Enthroned - Obsidium

Enthroned - Obsidium
Black Metal
erschienen am 16.03.2012 bei Agonia Records
dauert 41:40 min
Bloodchamber-Wertung:

Tracklist

1. Sepulchred Within Opaque Slumber
2. Nonus Sacramentvm - Obsidium
3. Horns Aflame
4. Deathmoor
5. Oblivious Shades
6. The Final Architect
7. Petraolevm Salvia
8. Oracle ov Void
9. Thy Blight Vacuum

Die Bloodchamber meint:

Es gibt Grund zur Freude: Die bösen Belgier sind wieder da! Und so, wie sie beim letzten Mal aufgehört haben, machen sie diesmal wieder weiter. ENTHRONED bieten auf ihrem neunten Full Length Album wieder einmal furiosen, technisch versierten und vielschichtigen Black Metal. "Obsidium" reiht sich schon allein optisch perfekt in die aktulle Phase ihres Schaffens ein. Hält man "Tetra Karcist", "Pentagrammaton" und die aktuelle Scheibe nebeneinander, drängt sich die Ähnlichkeit förmlich auf. Und was schon aussieht wie ENTHRONED mit Nornagest an den Vocals, das hört sich auch genau so an.

Wer eines der letzten Alben kennt, weiß also, was hier auf ihn zukommt. Es ist eine traditionsbewusste, aber dennoch moderne Black Metal-Variante. Es gibt eine Menge rasanter Passagen, in denen geblastet wird, was das Zeug hält, aber immer wird auch reichlich variiert, sodass das hohe Aggressionspotenzial nie in Stumpfsinn ausartet. Der Sound ist absolut dicht, die Produktion transparent, ohne aufpoliert zu wirken. Wie man es von den letzten beiden Alben bereits kennt, werden gerne kleine Einsprengsel zur Auflockerung und atmosphärischen Fokussierung eingestreut, wobei besonders tiefe männliche Chöre, die immer subtil im Hintergrund gehalten werden, besonders hervorzuheben sind.

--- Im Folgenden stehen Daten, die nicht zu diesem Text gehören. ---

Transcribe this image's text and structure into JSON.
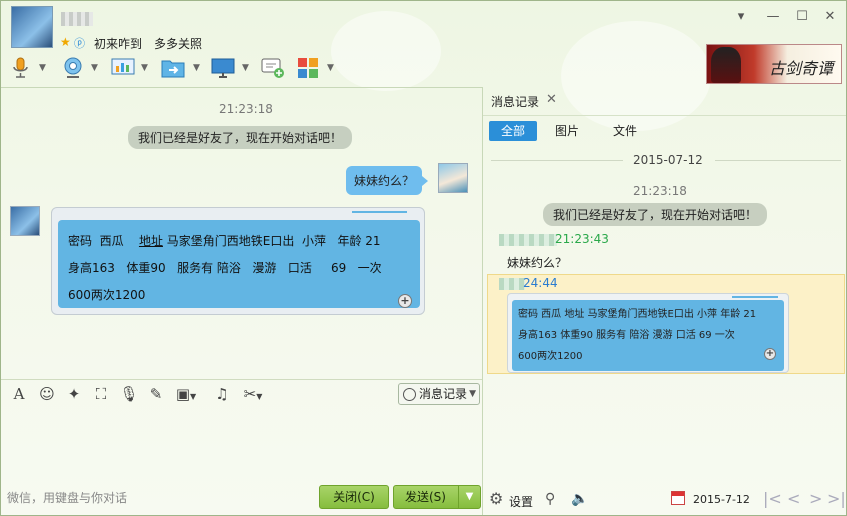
{
  "header": {
    "signature_parts": [
      "初来咋到",
      "多多关照"
    ]
  },
  "chat": {
    "timestamp": "21:23:18",
    "system_message": "我们已经是好友了，现在开始对话吧！",
    "self_message": "妹妹约么？",
    "card_lines": [
      [
        "密码",
        "西瓜",
        "地址",
        "马家堡角门西地铁E口出",
        "小萍",
        "年龄 21"
      ],
      [
        "身高163",
        "体重90",
        "服务有 陪浴",
        "漫游",
        "口活",
        "69",
        "一次"
      ],
      [
        "600两次1200"
      ]
    ]
  },
  "input": {
    "history_label": "消息记录",
    "hint": "微信，用键盘与你对话",
    "close_label": "关闭(C)",
    "send_label": "发送(S)"
  },
  "history": {
    "tab_label": "消息记录",
    "filters": [
      "全部",
      "图片",
      "文件"
    ],
    "date": "2015-07-12",
    "time1": "21:23:18",
    "system_message": "我们已经是好友了，现在开始对话吧！",
    "time2": "21:23:43",
    "self_message": "妹妹约么？",
    "time3": "24:44",
    "card_lines": [
      "密码  西瓜     地址  马家堡角门西地铁E口出  小萍    年龄 21",
      "身高163   体重90   服务有 陪浴    漫游    口活     69     一次",
      "600两次1200"
    ],
    "settings_label": "设置",
    "bottom_date": "2015-7-12"
  },
  "colors": {
    "accent_blue": "#2b8fd8",
    "bubble_blue": "#62b5e3",
    "send_green": "#86bd3e"
  }
}
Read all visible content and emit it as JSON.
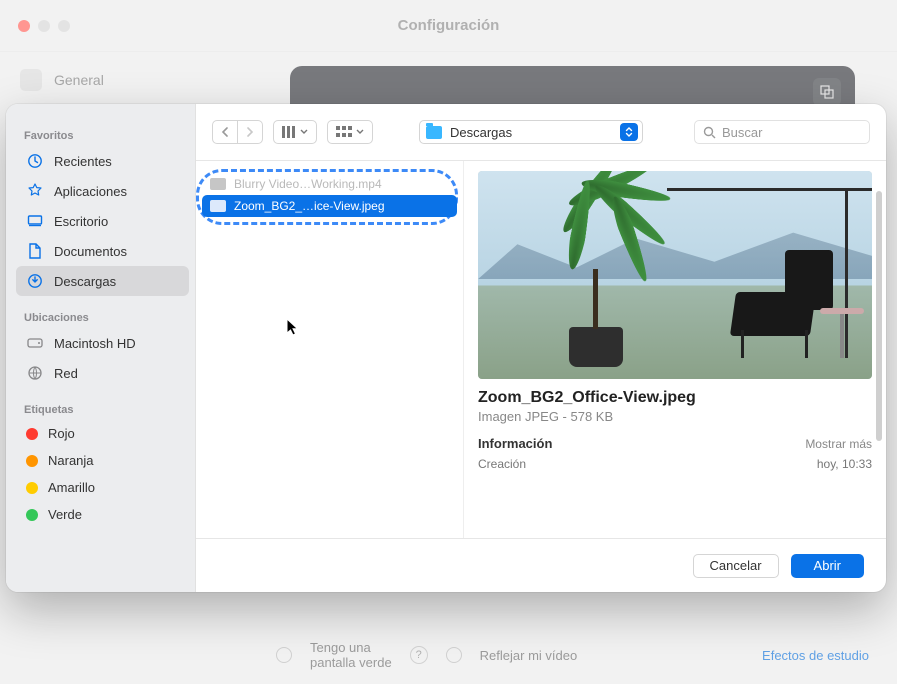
{
  "bg": {
    "title": "Configuración",
    "sidebar_general": "General",
    "greenscreen_line1": "Tengo una",
    "greenscreen_line2": "pantalla verde",
    "mirror": "Reflejar mi vídeo",
    "studio": "Efectos de estudio"
  },
  "sidebar": {
    "section_fav": "Favoritos",
    "items_fav": [
      {
        "label": "Recientes"
      },
      {
        "label": "Aplicaciones"
      },
      {
        "label": "Escritorio"
      },
      {
        "label": "Documentos"
      },
      {
        "label": "Descargas",
        "selected": true
      }
    ],
    "section_loc": "Ubicaciones",
    "items_loc": [
      {
        "label": "Macintosh HD"
      },
      {
        "label": "Red"
      }
    ],
    "section_tags": "Etiquetas",
    "tags": [
      {
        "label": "Rojo",
        "color": "#ff3b30"
      },
      {
        "label": "Naranja",
        "color": "#ff9500"
      },
      {
        "label": "Amarillo",
        "color": "#ffcc00"
      },
      {
        "label": "Verde",
        "color": "#34c759"
      }
    ]
  },
  "toolbar": {
    "location": "Descargas",
    "search_placeholder": "Buscar"
  },
  "files": [
    {
      "name": "Blurry Video…Working.mp4"
    },
    {
      "name": "Zoom_BG2_…ice-View.jpeg",
      "selected": true
    }
  ],
  "preview": {
    "filename": "Zoom_BG2_Office-View.jpeg",
    "kind": "Imagen JPEG - 578 KB",
    "info_label": "Información",
    "more_label": "Mostrar más",
    "meta_key": "Creación",
    "meta_val": "hoy, 10:33"
  },
  "footer": {
    "cancel": "Cancelar",
    "open": "Abrir"
  }
}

Das Songmaterial bietet reichlich Abwechslung, auch wenn an jeder Ecke dick ENTHRONED draufsteht. Aus dem insgesamt hohen Niveau stechen aber Nummern wie "Horns Aflame" oder "The Final Architect" noch einmal besonders heraus. Dass die Belgier nach all den Jahren ein Gespür dafür entwickelt haben, was einen Hit im Black Metal ausmacht, haben sie bereits mehrfach bewiesen. Hier liefern sie noch einmal nach und zwar auf altbekanntem Niveau. Im engen Rahmen, den sie sich gesteckt haben, beweisen Nornagest und Co. dazu noch die Bereitschaft zum Experiment. Und wo macht sich der Versuch von etwas Neuem besser als in der Schlussnummer? "Thy Blight Vacuum" kommt etwas gewöhnungsbedürftig daher, weil die Tempowechsel in diesem Stück nicht abrupt vollzogen werden, sondern in Form eines An- und Abschwellens der gesamten Instrumentierung. Es klingt wenig spektakulär, bricht aber durchaus mit einigen Hörgewohnheiten des klassischen Metalheads.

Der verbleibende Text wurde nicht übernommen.